Dynamic Lipid-dependent Modulation of Protein Topology by Post-translational Phosphorylation.

Membrane protein topology and folding are governed by structural principles and topogenic signals that are recognized and decoded by the protein insertion and translocation machineries at the time of initial membrane insertion and folding. We previously demonstrated that the lipid environment is also a determinant of initial protein topology, which is dynamically responsive to post-assembly changes in membrane lipid composition. However, the effect on protein topology of post-assembly phosphorylation of amino acids localized within initially cytoplasmically oriented extramembrane domains has never been investigated. Here, we show in a controlled in vitro system that phosphorylation of a membrane protein can trigger a change in topological arrangement. The rate of change occurred on a scale of seconds, comparable with the rates observed upon changes in the protein lipid environment. The rate and extent of topological rearrangement were dependent on the charges of extramembrane domains and the lipid bilayer surface. Using model membranes mimicking the lipid compositions of eukaryotic organelles, we determined that anionic lipids, cholesterol, sphingomyelin, and membrane fluidity play critical roles in these processes.

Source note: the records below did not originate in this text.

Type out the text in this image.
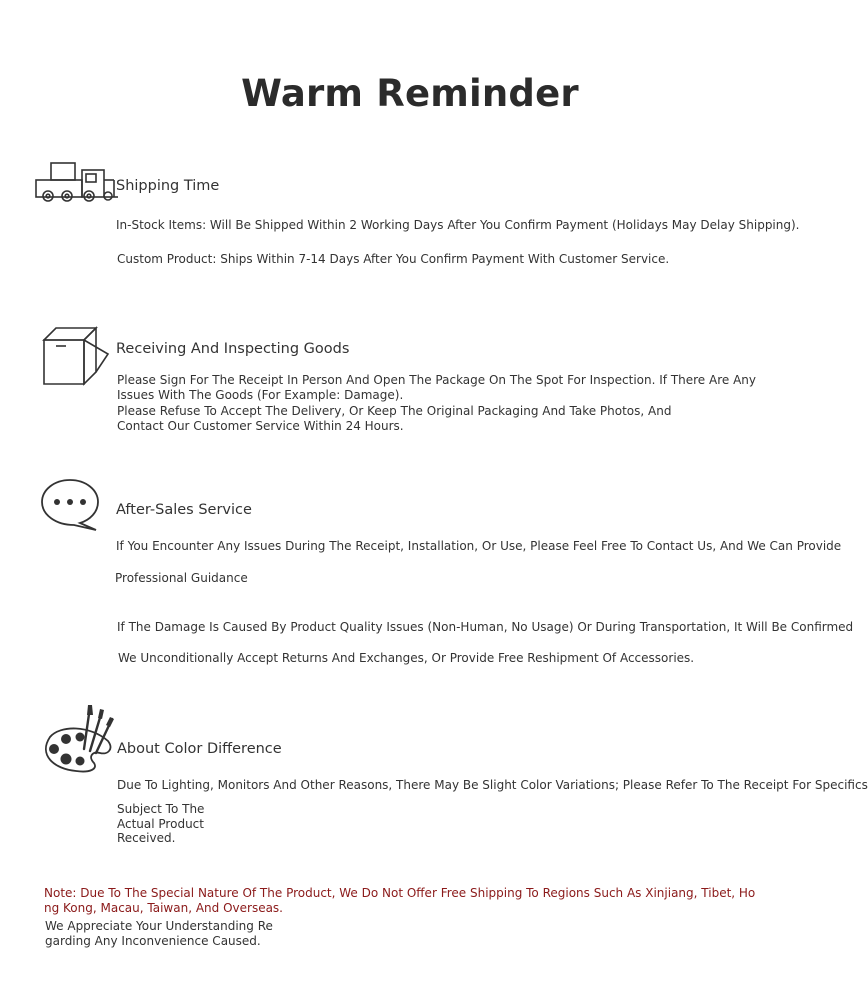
Warm Reminder
Shipping Time
In-Stock Items: Will Be Shipped Within 2 Working Days After You Confirm Payment (Holidays May Delay Shipping).
Custom Product: Ships Within 7-14 Days After You Confirm Payment With Customer Service.
Receiving And Inspecting Goods
Please Sign For The Receipt In Person And Open The Package On The Spot For Inspection. If There Are Any Issues With The Goods (For Example: Damage).
Please Refuse To Accept The Delivery, Or Keep The Original Packaging And Take Photos, And Contact Our Customer Service Within 24 Hours.
After-Sales Service
If You Encounter Any Issues During The Receipt, Installation, Or Use, Please Feel Free To Contact Us, And We Can Provide
Professional Guidance
If The Damage Is Caused By Product Quality Issues (Non-Human, No Usage) Or During Transportation, It Will Be Confirmed
We Unconditionally Accept Returns And Exchanges, Or Provide Free Reshipment Of Accessories.
About Color Difference
Due To Lighting, Monitors And Other Reasons, There May Be Slight Color Variations; Please Refer To The Receipt For Specifics
Subject To The Actual Product Received.
Note: Due To The Special Nature Of The Product, We Do Not Offer Free Shipping To Regions Such As Xinjiang, Tibet, Hong Kong, Macau, Taiwan, And Overseas.
We Appreciate Your Understanding Regarding Any Inconvenience Caused.
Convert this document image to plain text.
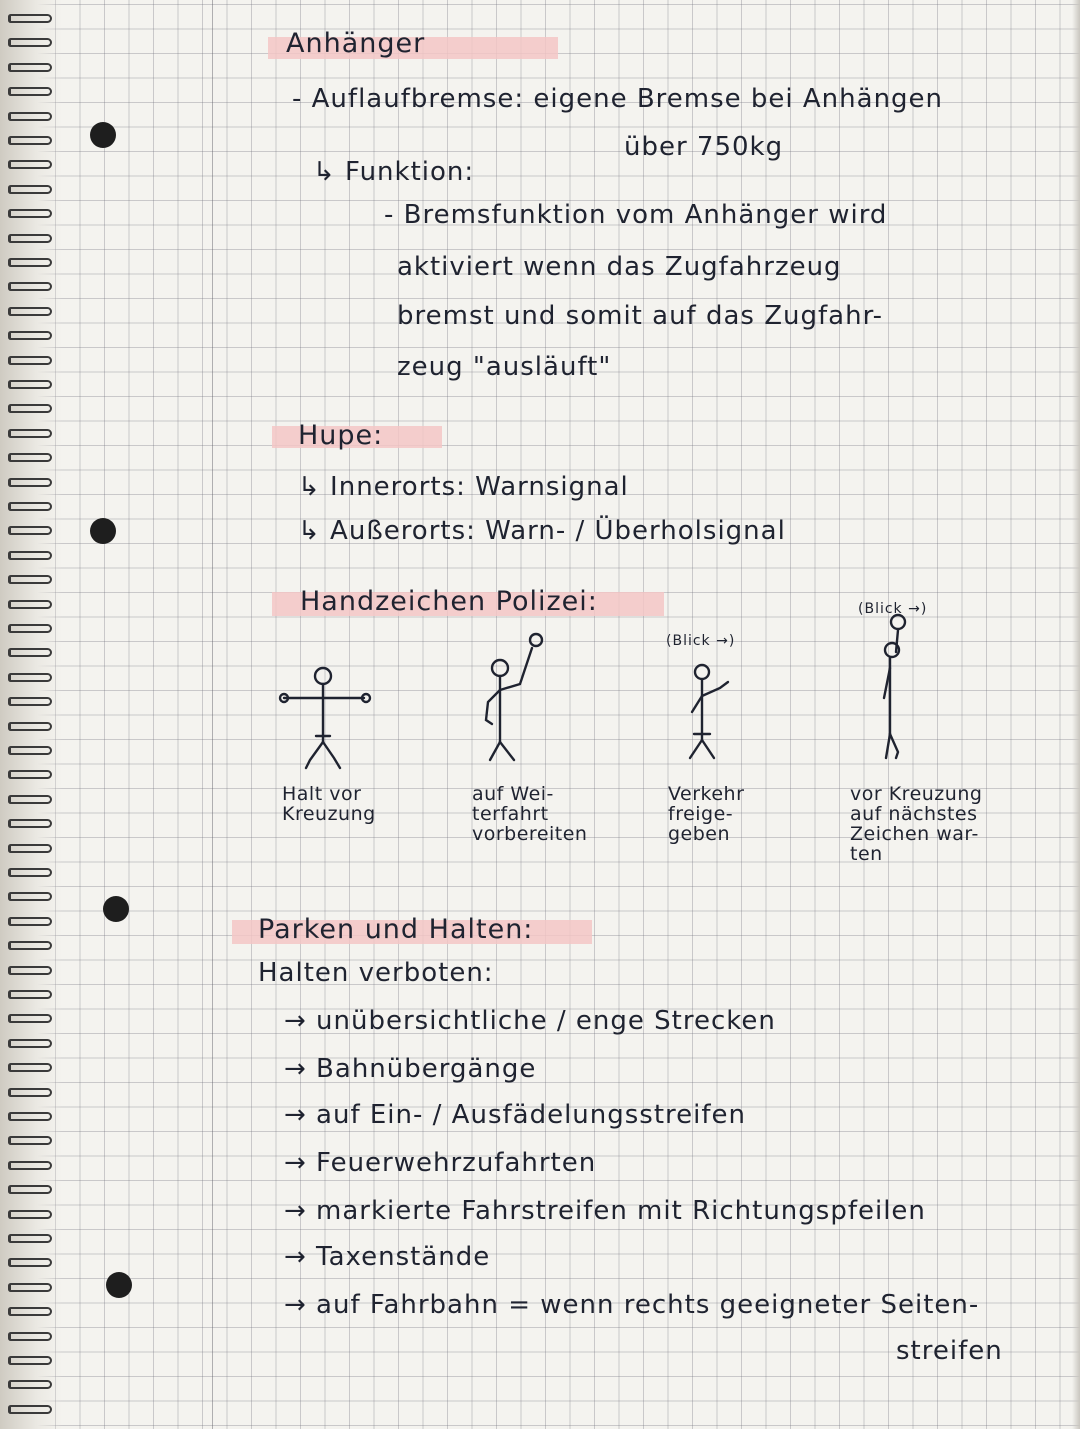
Anhänger

- Auflaufbremse: eigene Bremse bei Anhängen

über 750kg

↳ Funktion:

- Bremsfunktion vom Anhänger wird

aktiviert wenn das Zugfahrzeug

bremst und somit auf das Zugfahr-

zeug "ausläuft"

Hupe:

↳ Innerorts: Warnsignal

↳ Außerorts: Warn- / Überholsignal

Handzeichen Polizei:

(Blick →)

(Blick →)

Halt vor
Kreuzung

auf Wei-
terfahrt
vorbereiten

Verkehr
freige-
geben

vor Kreuzung
auf nächstes
Zeichen war-
ten

Parken und Halten:

Halten verboten:

→ unübersichtliche / enge Strecken

→ Bahnübergänge

→ auf Ein- / Ausfädelungsstreifen

→ Feuerwehrzufahrten

→ markierte Fahrstreifen mit Richtungspfeilen

→ Taxenstände

→ auf Fahrbahn = wenn rechts geeigneter Seiten-

streifen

Our results demonstrate how post-translational modifications may influence membrane protein topology in a lipid-dependent manner, both along the organelle trafficking pathway and at their final destination. The results provide further evidence that membrane protein topology is dynamic, integrating for the first time the effect of changes in lipid composition and regulators of cellular processes. The discovery of a new topology regulatory mechanism opens additional avenues for understanding unexplored structure-function relationships and the development of optimized topology prediction tools.